Appare chiaro che queste due elezioni rappresentano un test delle autorità di Pechino per il successore di Pietro che verrà eletto nel conclave che si aprirà il 7 maggio. Il nuovo papa si troverà a dover decidere che cosa fare non solo in generale sui rapporti con la Cina, ma anche su queste due specifiche vicende. Il tutto dopo che – contrariamente a quanto accaduto per il Sinodo –nessun vescovo dalla Repubblica popolare cinese è giunto in Vaticano per le esequie di papa Francesco.

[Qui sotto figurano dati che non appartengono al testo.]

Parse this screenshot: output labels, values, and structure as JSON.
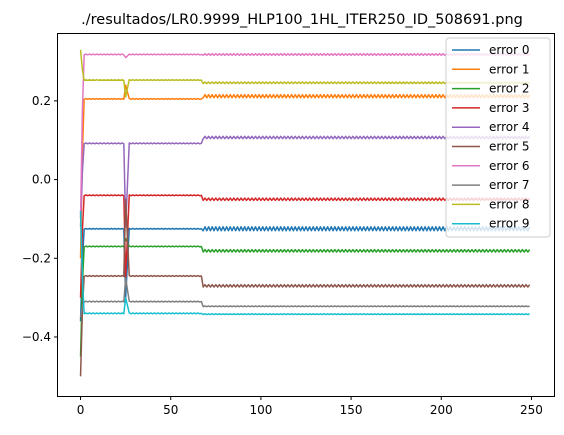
{
  "chart_data": {
    "type": "line",
    "title": "./resultados/LR0.9999_HLP100_1HL_ITER250_ID_508691.png",
    "xlabel": "",
    "ylabel": "",
    "xlim": [
      -12.5,
      262.5
    ],
    "ylim": [
      -0.55,
      0.37
    ],
    "x_ticks": [
      0,
      50,
      100,
      150,
      200,
      250
    ],
    "x_tick_labels": [
      "0",
      "50",
      "100",
      "150",
      "200",
      "250"
    ],
    "y_ticks": [
      -0.4,
      -0.2,
      0.0,
      0.2
    ],
    "y_tick_labels": [
      "−0.4",
      "−0.2",
      "0.0",
      "0.2"
    ],
    "grid": false,
    "legend_position": "top-right",
    "series": [
      {
        "name": "error 0",
        "color": "#1f77b4",
        "start": -0.36,
        "phase1": -0.125,
        "spike25": -0.3,
        "phase2": -0.125,
        "osc": 0.005
      },
      {
        "name": "error 1",
        "color": "#ff7f0e",
        "start": -0.2,
        "phase1": 0.205,
        "spike25": 0.24,
        "phase2": 0.212,
        "osc": 0.004
      },
      {
        "name": "error 2",
        "color": "#2ca02c",
        "start": -0.45,
        "phase1": -0.17,
        "spike25": -0.15,
        "phase2": -0.181,
        "osc": 0.003
      },
      {
        "name": "error 3",
        "color": "#d62728",
        "start": -0.3,
        "phase1": -0.04,
        "spike25": -0.25,
        "phase2": -0.05,
        "osc": 0.003
      },
      {
        "name": "error 4",
        "color": "#9467bd",
        "start": -0.12,
        "phase1": 0.092,
        "spike25": -0.12,
        "phase2": 0.107,
        "osc": 0.003
      },
      {
        "name": "error 5",
        "color": "#8c564b",
        "start": -0.5,
        "phase1": -0.245,
        "spike25": -0.05,
        "phase2": -0.27,
        "osc": 0.003
      },
      {
        "name": "error 6",
        "color": "#e377c2",
        "start": -0.1,
        "phase1": 0.318,
        "spike25": 0.31,
        "phase2": 0.318,
        "osc": 0.002
      },
      {
        "name": "error 7",
        "color": "#7f7f7f",
        "start": -0.35,
        "phase1": -0.31,
        "spike25": -0.25,
        "phase2": -0.322,
        "osc": 0.001
      },
      {
        "name": "error 8",
        "color": "#bcbd22",
        "start": 0.33,
        "phase1": 0.253,
        "spike25": 0.21,
        "phase2": 0.246,
        "osc": 0.002
      },
      {
        "name": "error 9",
        "color": "#17becf",
        "start": -0.08,
        "phase1": -0.34,
        "spike25": -0.3,
        "phase2": -0.342,
        "osc": 0.001
      }
    ],
    "x_max": 249,
    "transition_x": 67,
    "spike_x": 25
  }
}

Nel frattempo sul sito internet dell'Associazione patriottica anche le due stringate righe di cordoglio per la morte di papa Francesco - ad appena quattro giorni dalla loro pubblicazione - sono già sparite dall’home page, trascinate via da notizie più urgenti, come l’incontro dei cattolici della provincia di Hanui con il Comitato del Partito e quello sul bilancio del Piano quinquennale per la sinicizzazione del cattolicesimo nella provincia dell’Hubei. Un comportamento che sembra quasi una risposta al coraggio con cui – come raccontavamo qualche giorno fa – tanti cattolici cinesi (e anche qualche vescovo) hanno condiviso sui propri profili personali sui social network le immagini di papa Francesco in occasione della sua morte.

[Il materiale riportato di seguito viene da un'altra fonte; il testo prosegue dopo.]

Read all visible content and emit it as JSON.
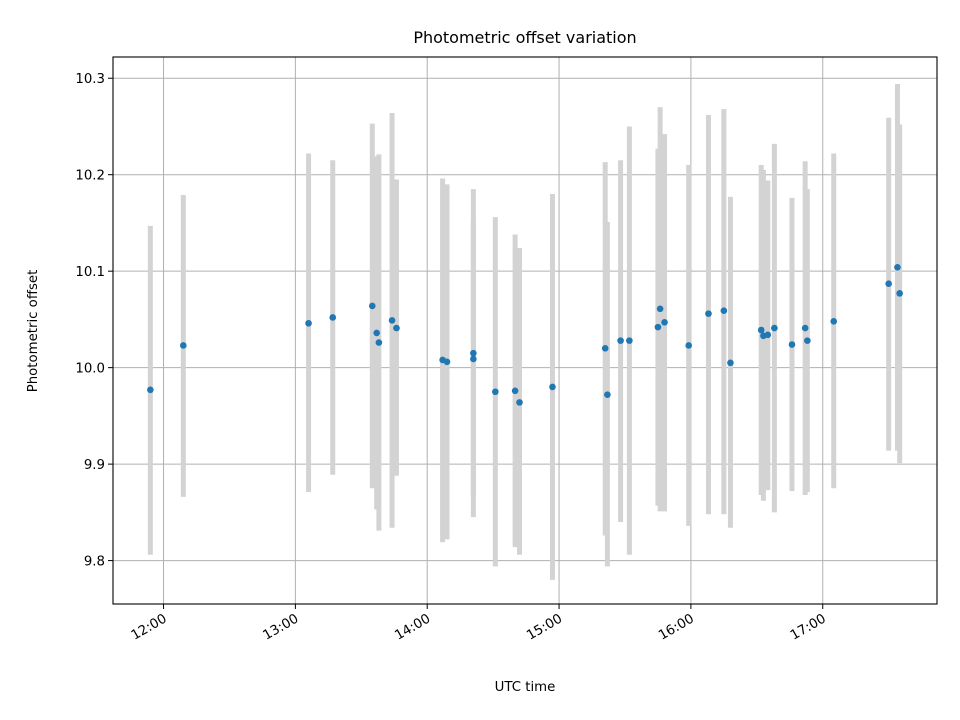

Dove invece la repressione è comunque rimasta immutata è nella diocesi di Wenzhou, nella provincia dello Zhejiang: raccontavamo prima di Pasqua dell’ormai consueto arresto di mons. Pietro Shao Zhumin. Le ultime notizie giunte ad AsiaNews da fonti locali dicono che la morte di Francesco lo ha prorogato. Del presule clandestino fermato il 10 aprile per evitare che potesse celebrare pubblicamente i riti della Settimana Santa non si hanno infatti ancora notizie. Nel frattempo a Wenzhou la polizia ha impedito persino ai sacerdoti “ufficialmente registrati” che lo desideravano la celebrazione di Messe di suffragio in memoria di papa Francesco.